Hi, I am the top manager of the Uptimestat company, I monitor the failures of various services. On our website https://uptimestat.ru/ you can see the services we work with. Using third-party monitoring services, it is almost impossible to miss the problem. Except if the cases of caching the site somewhere on the way, but then in this case, his customers will see, right? Although, if a little to understand the additional settings, then here you can find ways to reliably and unambiguously check. An important parameter here is the monitoring interval. Checking the site every half hour, you need to be prepared for the fact that you will really learn about the problem only in half an hour.
The check algorithm provides for verification from several servers, if short-term failures do occur, which are not at all failures in terms of their own importance, then it is possible to delay the alert until clarification of the circumstances:
This means that after 3 minutes the site will be checked again, and if the problem is not solved by itself, then they will announce the alarm. Why can this happen? Network lag, reboot of network or server hardware, technical work on the server, the peak load on the server, or even just suddenly a little ping. You never know what. SLA is not 100% guaranteed by any hosting. Thus, short-term failures are filtered out.
What else is important and interesting - this delay can be set individually for each contact. For example, a completely working scheme:
The site administrator / developer receives an alert immediately.
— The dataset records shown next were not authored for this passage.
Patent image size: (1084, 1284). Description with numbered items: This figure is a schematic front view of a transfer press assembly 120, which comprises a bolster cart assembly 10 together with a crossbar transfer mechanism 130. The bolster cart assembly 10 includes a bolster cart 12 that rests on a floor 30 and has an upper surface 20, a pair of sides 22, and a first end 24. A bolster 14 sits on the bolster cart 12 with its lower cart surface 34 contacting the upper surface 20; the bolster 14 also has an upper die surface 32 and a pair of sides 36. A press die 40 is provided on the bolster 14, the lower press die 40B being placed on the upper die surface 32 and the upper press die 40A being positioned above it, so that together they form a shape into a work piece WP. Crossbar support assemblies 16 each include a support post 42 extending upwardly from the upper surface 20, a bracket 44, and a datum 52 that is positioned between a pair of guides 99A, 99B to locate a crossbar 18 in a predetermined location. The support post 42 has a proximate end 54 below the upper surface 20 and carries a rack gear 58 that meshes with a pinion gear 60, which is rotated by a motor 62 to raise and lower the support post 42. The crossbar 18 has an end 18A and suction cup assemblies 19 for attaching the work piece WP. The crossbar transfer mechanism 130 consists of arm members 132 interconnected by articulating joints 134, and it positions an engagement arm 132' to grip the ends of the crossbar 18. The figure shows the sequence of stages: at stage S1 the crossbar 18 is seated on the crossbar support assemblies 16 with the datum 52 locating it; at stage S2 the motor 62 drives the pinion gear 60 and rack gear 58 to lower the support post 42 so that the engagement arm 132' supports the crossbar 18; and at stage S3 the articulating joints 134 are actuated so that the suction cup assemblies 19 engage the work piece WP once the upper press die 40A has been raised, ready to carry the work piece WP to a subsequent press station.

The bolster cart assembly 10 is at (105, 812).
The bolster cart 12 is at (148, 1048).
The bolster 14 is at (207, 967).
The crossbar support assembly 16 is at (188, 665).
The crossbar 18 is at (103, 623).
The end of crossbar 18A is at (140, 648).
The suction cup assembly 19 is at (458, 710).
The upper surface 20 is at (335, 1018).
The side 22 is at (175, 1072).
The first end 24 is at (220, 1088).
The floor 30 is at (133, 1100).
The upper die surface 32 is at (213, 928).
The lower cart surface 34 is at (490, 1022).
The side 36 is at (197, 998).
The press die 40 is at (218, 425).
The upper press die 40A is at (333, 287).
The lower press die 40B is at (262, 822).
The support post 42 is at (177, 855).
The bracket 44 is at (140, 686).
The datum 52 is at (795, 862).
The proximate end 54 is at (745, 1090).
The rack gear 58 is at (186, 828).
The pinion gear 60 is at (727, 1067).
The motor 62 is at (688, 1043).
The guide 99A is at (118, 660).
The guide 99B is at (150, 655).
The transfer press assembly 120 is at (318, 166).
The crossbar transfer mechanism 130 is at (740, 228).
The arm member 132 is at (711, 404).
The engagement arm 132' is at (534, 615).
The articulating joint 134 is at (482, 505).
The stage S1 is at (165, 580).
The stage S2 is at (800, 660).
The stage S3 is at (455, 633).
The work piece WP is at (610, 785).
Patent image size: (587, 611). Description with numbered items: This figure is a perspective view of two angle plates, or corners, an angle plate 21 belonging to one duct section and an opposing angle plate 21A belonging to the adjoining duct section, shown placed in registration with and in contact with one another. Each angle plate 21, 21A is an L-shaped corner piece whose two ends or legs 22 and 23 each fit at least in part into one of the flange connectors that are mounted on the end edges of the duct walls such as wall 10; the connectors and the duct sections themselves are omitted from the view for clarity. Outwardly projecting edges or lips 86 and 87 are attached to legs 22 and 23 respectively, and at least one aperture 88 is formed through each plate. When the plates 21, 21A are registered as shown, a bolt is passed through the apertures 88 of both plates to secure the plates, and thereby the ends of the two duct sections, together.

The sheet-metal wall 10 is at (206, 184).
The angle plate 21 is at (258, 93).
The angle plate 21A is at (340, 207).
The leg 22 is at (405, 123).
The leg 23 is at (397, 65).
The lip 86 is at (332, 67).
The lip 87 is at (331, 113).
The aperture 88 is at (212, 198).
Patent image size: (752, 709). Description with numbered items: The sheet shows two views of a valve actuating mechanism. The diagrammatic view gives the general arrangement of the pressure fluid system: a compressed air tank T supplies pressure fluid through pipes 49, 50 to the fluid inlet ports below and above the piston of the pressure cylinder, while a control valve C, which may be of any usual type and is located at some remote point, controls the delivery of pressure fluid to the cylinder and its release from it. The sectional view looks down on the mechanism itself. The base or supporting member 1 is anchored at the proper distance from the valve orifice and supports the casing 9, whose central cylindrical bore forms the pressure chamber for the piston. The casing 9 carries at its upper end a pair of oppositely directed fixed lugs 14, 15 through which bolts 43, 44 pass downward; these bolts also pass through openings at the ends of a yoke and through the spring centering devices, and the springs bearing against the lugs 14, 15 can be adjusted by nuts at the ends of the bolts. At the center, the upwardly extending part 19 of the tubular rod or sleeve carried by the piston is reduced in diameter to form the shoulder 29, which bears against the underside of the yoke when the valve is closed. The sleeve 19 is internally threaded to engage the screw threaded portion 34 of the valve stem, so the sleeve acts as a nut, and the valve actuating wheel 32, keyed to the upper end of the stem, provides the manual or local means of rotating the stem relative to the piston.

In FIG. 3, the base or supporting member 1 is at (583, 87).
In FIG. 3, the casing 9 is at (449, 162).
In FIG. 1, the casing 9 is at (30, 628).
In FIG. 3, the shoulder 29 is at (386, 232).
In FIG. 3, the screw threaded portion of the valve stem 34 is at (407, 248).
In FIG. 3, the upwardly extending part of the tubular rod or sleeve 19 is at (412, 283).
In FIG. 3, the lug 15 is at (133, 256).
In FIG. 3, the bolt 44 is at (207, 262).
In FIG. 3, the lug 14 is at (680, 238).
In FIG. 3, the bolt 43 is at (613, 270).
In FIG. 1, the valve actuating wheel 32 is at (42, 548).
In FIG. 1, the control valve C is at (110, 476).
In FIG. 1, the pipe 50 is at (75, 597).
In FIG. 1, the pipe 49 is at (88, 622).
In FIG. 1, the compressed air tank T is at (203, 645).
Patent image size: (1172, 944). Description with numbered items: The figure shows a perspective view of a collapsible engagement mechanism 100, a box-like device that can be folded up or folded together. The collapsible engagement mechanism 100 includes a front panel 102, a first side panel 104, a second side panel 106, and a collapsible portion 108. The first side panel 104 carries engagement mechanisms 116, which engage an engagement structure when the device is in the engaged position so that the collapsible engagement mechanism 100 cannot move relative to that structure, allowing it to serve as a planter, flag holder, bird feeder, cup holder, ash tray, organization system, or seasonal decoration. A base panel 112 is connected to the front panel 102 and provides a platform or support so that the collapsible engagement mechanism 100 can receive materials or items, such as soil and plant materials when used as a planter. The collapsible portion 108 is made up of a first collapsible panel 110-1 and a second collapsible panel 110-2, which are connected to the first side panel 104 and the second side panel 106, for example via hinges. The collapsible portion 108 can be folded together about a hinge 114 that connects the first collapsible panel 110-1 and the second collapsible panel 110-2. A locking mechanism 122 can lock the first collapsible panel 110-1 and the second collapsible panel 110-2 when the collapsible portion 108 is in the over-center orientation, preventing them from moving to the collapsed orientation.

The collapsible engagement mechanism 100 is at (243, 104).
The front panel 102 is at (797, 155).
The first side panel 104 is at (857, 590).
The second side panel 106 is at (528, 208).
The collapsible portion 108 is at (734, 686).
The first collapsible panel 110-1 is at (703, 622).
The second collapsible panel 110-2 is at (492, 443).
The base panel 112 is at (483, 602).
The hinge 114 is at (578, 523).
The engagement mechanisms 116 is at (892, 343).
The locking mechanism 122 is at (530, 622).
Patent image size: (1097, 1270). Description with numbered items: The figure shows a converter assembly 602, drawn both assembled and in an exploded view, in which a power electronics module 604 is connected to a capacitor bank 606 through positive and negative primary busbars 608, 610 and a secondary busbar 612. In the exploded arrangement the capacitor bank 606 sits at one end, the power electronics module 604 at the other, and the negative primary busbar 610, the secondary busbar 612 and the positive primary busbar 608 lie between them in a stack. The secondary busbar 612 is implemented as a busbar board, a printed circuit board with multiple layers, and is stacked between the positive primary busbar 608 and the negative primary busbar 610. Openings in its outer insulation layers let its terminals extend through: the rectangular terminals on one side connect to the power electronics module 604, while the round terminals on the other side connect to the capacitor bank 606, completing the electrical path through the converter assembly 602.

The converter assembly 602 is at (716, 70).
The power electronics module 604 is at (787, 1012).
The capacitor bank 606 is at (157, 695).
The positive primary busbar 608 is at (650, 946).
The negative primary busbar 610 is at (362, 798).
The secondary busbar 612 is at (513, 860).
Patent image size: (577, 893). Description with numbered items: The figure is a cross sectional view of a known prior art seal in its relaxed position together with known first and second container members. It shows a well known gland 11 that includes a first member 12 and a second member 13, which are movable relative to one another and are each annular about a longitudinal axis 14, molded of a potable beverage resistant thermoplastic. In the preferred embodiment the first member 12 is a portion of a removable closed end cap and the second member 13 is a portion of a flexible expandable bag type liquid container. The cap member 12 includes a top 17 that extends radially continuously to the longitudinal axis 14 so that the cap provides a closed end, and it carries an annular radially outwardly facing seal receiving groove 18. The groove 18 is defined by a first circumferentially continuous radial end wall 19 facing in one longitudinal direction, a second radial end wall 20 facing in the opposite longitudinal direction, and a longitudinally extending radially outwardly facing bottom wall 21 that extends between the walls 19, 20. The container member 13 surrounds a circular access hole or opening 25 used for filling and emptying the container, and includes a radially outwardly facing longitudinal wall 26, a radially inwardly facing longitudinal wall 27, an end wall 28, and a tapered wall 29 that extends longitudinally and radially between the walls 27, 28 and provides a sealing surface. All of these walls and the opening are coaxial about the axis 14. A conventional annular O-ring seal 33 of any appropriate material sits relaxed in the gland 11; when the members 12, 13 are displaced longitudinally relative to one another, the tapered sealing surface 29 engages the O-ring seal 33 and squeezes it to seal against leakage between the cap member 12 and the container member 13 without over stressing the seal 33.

Head of department - in 30 minutes, it's time to provide help if the problem is serious
Project manager - after 1 or 3 hours, at that time it is already time to look for excuses for clients, if the problem is still not resolved
That is, it is possible to prudently adjust everything so that the motivating kicks and Valuable Directions begin to arrive exactly at that moment when you really cannot understand it without them. There are companies and people who value the personal time of employees. And this is very commendable. For such cases, it is possible to customize the work schedule. This is very convenient if the “night admin” position is provided (or not even the administrator — just a non IT specialist can also reboot the server) or, for example, there are representative offices in different time zones and you can divide the areas of responsibility by time.